La forêt de Chinon, de St-Benoit-la-Forêt plus particulièrement, est choisie pour installer le plus grand dépôt de génie militaire Américain en Europe de l’ouest. Ce sont ainsi 800 hectares qui leur sont attribués, sur lesquels ils ne cesseront de s’étendre et de construire jusqu’à la veille de leur départ.
Je ne développerai pas les aspects politiques de cette organisation ni le bien fondé de leur présence sur le sol Français, seulement son impact ou plutôt ses impacts pour notre commune et le Chinonais tout entier, tant à l’époque qu’aujourd’hui encore.
En 1951 c’est un véritable bouleversement socio-économique et culturel que provoque l’arrivée des GI’s dans notre paysage et dans nos vies : Grosses voitures, chewing gum, pop corn, hamburger, jean, coca cola, juke box et musiques jusque là inconnues mais également le confort moderne, salle de bain, toilettes, chauffage central, tout à l’égout, téléphone, super marché, cinéma et bien d’autres choses qui nous sont quotidiennes aujourd’hui, 70 ans plus tard.
Le camp, directement et indirectement, génère des milliers d’emplois. Les bars Chinonais sentent bon le rêve Américain et sont fréquemment l’objet de descente de la police militaire, les MP, les jours de paye notamment. Les colonnes, le Chinon, le Monic, le Marceau et le Trianon à la Roche-Clermault sont des lieux marqués de leurs histoires, tout comme certaines maisons, fermées depuis, que la décence m’empêche de citer.
La police militaire est en grande partie réalisée par une unité spéciale de soldat Polonais, et ce sont eux et les civils du camp qui offrent une stèle en mémoire de John Fitzgerald Kennedy lors de son assassinat le 22 novembre 1963. Cette stèle sera déplacée, à la demande du commandant du camp et avec l’accord du maire de l’époque, Mr Delaunay Savinien, dans le bourg, à l’entrée de l’église, afin de ne pas être détruite après leur départ.
De très nombreuses plateformes et quais furent construits ainsi que différents bâtiments : bureaux, banque, gare de triage et plus de 70km de voies ferrées et de routes, ateliers, garages, infirmerie, caserne de pompiers, économat et de très grands entrepôts, dont deux sont encore utilisés aujourd’hui par deux entreprises, Martelling et la SAE (détail : l’étoile de la stèle a été réalisée à la SAE et la sculpture par Mr Jaquis Fournier). Seront également construit un héliport et une piste pour avions légers.

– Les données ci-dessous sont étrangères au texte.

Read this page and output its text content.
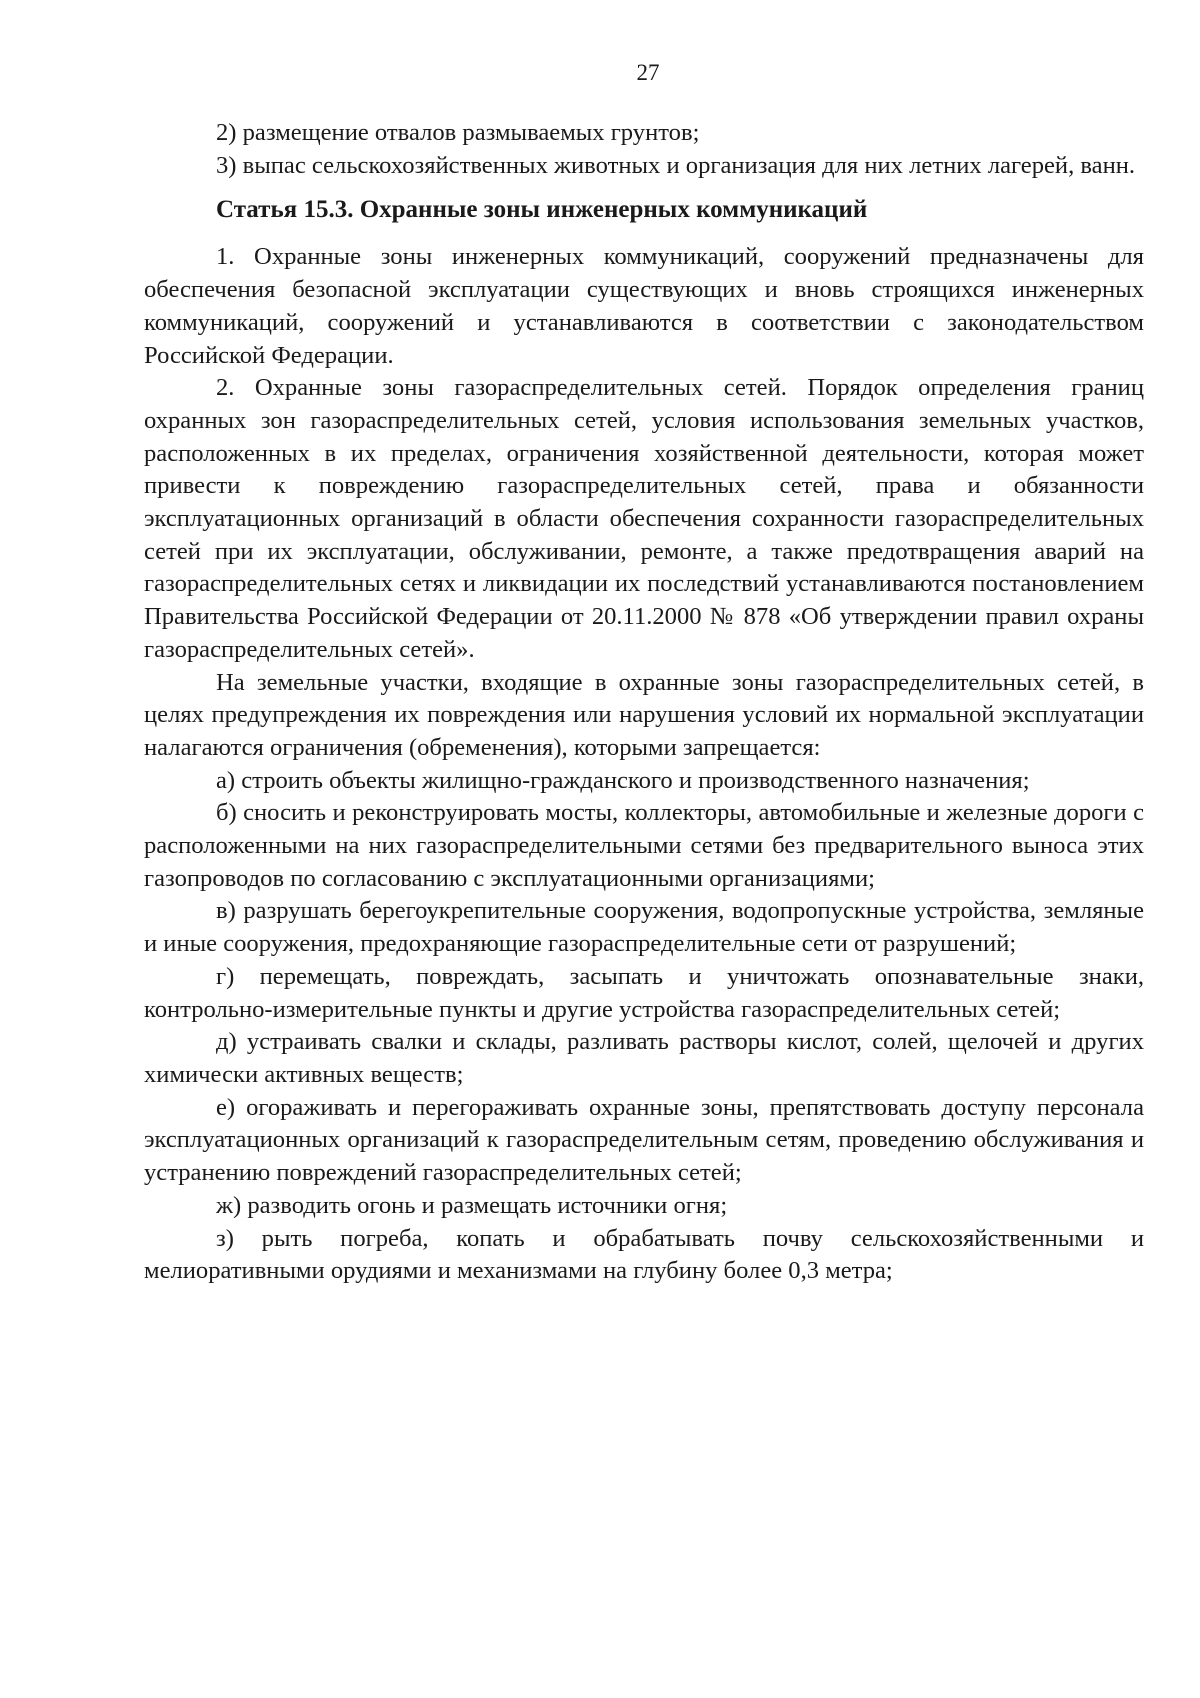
27

2) размещение отвалов размываемых грунтов;

3) выпас сельскохозяйственных животных и организация для них летних лагерей, ванн.

Статья 15.3. Охранные зоны инженерных коммуникаций

1. Охранные зоны инженерных коммуникаций, сооружений предназначены для обеспечения безопасной эксплуатации существующих и вновь строящихся инженерных коммуникаций, сооружений и устанавливаются в соответствии с законодательством Российской Федерации.

2. Охранные зоны газораспределительных сетей. Порядок определения границ охранных зон газораспределительных сетей, условия использования земельных участков, расположенных в их пределах, ограничения хозяйственной деятельности, которая может привести к повреждению газораспределительных сетей, права и обязанности эксплуатационных организаций в области обеспечения сохранности газораспределительных сетей при их эксплуатации, обслуживании, ремонте, а также предотвращения аварий на газораспределительных сетях и ликвидации их последствий устанавливаются постановлением Правительства Российской Федерации от 20.11.2000 № 878 «Об утверждении правил охраны газораспределительных сетей».

На земельные участки, входящие в охранные зоны газораспределительных сетей, в целях предупреждения их повреждения или нарушения условий их нормальной эксплуатации налагаются ограничения (обременения), которыми запрещается:

а) строить объекты жилищно-гражданского и производственного назначения;

б) сносить и реконструировать мосты, коллекторы, автомобильные и железные дороги с расположенными на них газораспределительными сетями без предварительного выноса этих газопроводов по согласованию с эксплуатационными организациями;

в) разрушать берегоукрепительные сооружения, водопропускные устройства, земляные и иные сооружения, предохраняющие газораспределительные сети от разрушений;

г) перемещать, повреждать, засыпать и уничтожать опознавательные знаки, контрольно-измерительные пункты и другие устройства газораспределительных сетей;

д) устраивать свалки и склады, разливать растворы кислот, солей, щелочей и других химически активных веществ;

е) огораживать и перегораживать охранные зоны, препятствовать доступу персонала эксплуатационных организаций к газораспределительным сетям, проведению обслуживания и устранению повреждений газораспределительных сетей;

ж) разводить огонь и размещать источники огня;

з) рыть погреба, копать и обрабатывать почву сельскохозяйственными и мелиоративными орудиями и механизмами на глубину более 0,3 метра;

Entre 1954 et 57, en prévision d’un éventuel conflit, sera construit un hôpital de 1000 lits avec 6 blocs opératoires et une maternité, au lieu-dit « Trinquebrenille ». Ce sont 1826 petits Américains qui sont nés Bénédictins à cette époque. Une centaine de mariages mixtes sont également célébrés dans le secteur de Chinon. Deux jeunes Bénédictines parmi elles sont parties vivre aux Etats-Unis ensuite.
L’hôpital était doté d’une chapelle, d’une bibliothèque, d’un cinéma théâtre, d’un bowling et de terrains de sport ou sont pratiqués le base ball, le basket et le foot Américain. Je n’oublie pas non plus la construction de deux citées, la Durandière et Rochambeau (pour les officiers). Pour la petite histoire, le maire de l’époque s’appelait Moïse et il refusa que l’une de ces citées soit construite à la Pomardière (aujourd’hui classé Espace Naturel Sensible).
Ce sont environ 1500 Américains et leurs familles qui viennent rejoindre les 11 000 habitants du secteur et plus de 1000 civils qui travaillent dans le camp. Au mess, aux cantines, au self, au foyer, dans les garages, les ateliers et à l’entretien mais également comme secrétaires et dactylos. Nous avons à ce moment une pensée émue pour l’une d’elle. Mme Marolleau Liliane, qui nous a malheureusement quitté il y a peu, car elle y travailla pendant sept années et eu toujours à cœur de perpétrer son histoire et la vie dans le camp. Nous avons sa fille à nos côtés et je suis sûr que votre mère est heureuse de voir que nous sommes ici aujourd’hui.
Il faut également souligner l’entente cordiale entre les militaires, la population et les élus à cette époque. Les militaires conviaient régulièrement ces derniers aux manifestations dans le camp, et nous découvrîmes ainsi Thanksgiving et Halloween, et les soldats participaient également aux fêtes et évènements locaux, ce qui leur permis de découvrir nos fameux « vins d’honneur ».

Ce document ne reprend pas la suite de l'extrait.